Updated: Mar 23, 2019

The mission of Saint Mark’s, an historical, Black Episcopal Church with a diverse congregation, is to live and grow in the Gospel of Jesus Christ, as well as to reach out, serve, teach, and support the parish family and wider community. The church is in the Radcliffeboro neighborhood at 16 Thomas Street in downtown Charleston.

Saint Mark’s was organized as an independent parish in 1865 by a group of devout Black Episcopalians who found themselves without a place to worship at the end of the Civil War. Permission was granted by the city to use the Orphan’s Chapel on Vanderhorst Street. The first service was held on Easter, 1865. Immediately after the service, an organizational meeting was held, and the following were elected to manage the affairs of the congregation: S. L. Bennett, Chairman, J. N. Gregg. Secretary, R.E. DeReef, Treasurer, B.K. Kinloch, J. Wheaton, R Holloway, S. O’Hear, and J. B. Mushington, aided by Mrs. Lydia Frost.

At the suggestion of Mr. J.B. Mushington, Sr., the name “Saint Mark’s” was adopted at a meeting of the congregation on June 25, 1865. In August, W.E. Marshall and J.M.F. DeReef were added to the committee. By that time, ninety-five persons had subscribed to give financial support to the church.

The property on which Saint Mark’s stands today – at the corner of Thomas and Warren Streets – was purchased in 1870. The church was designed by Louis J. Barbot and was built by the Devereau Brothers. A temple form was used and may have been one of the last of that style built in America. In the city, it is the only church built of wood. The people subscribed an additional amount to begin construction with the cornerstone being laid on October 26, 1877. After completion the dedication and the consecration took place on Nov. 7, 1878.

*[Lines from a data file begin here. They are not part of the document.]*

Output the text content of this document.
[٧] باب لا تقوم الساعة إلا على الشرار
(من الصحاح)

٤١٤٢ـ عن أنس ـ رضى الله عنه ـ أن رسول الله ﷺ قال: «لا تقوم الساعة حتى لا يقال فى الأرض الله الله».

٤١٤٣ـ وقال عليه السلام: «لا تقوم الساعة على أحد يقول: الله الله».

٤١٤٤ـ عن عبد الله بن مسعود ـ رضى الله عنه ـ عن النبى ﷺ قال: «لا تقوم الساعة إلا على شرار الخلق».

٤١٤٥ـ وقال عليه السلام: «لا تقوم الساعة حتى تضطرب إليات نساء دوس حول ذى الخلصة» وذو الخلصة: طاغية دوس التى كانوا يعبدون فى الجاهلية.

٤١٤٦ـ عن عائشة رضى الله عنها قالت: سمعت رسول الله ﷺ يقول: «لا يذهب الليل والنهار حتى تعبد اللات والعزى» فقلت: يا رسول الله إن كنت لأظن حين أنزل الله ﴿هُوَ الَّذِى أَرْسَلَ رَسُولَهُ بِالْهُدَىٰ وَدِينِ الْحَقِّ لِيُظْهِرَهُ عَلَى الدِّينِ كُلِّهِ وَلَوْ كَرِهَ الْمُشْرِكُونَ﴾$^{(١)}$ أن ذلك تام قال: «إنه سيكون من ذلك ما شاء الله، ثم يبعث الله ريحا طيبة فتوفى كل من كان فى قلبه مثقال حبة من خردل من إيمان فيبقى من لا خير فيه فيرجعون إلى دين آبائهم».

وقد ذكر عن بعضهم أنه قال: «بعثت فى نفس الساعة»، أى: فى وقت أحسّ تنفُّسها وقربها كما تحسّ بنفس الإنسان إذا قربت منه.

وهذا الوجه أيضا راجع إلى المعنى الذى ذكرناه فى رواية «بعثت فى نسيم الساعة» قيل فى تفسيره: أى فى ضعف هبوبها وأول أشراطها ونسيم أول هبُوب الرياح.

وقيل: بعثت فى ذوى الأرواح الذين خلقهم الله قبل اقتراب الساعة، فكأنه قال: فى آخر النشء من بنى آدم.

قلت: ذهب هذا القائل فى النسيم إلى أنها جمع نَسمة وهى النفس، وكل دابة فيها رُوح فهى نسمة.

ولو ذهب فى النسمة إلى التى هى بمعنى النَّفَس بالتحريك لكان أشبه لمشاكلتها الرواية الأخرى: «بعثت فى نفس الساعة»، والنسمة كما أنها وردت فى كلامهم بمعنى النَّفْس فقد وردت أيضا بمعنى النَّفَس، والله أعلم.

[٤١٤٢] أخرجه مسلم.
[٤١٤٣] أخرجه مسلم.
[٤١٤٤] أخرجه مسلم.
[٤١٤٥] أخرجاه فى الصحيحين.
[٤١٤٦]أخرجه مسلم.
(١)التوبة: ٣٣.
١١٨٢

The church structure has suffered major damage from several natural disasters including the earthquake of 1886, the Sea Island Hurricane of 1893 and Hurricane Hugo 1989. Over the years repairs and continued maintenance have been made to preserve the beauty of the church.

As the church has evolved over the years, so has the neighborhood in which it stands. For years, this vibrant African-American community was known as the Morris Street area. It was home to black professionals who owned many businesses including restaurants, a motel, doctors and law offices and real estate. Today, due to its proximity to MUSC and C of C, many of the residents of Radcliffboro are professionals and students.

Saint Mark’s has renewed its outreach and presence to reach out, serve, teach, and support not only its parish family but the wider community. Like the Sankofa, Saint Mark’s looks to the future while remembering its past. ALL ARE WELCOME to be a part of this new day of mission, ministry and worship!!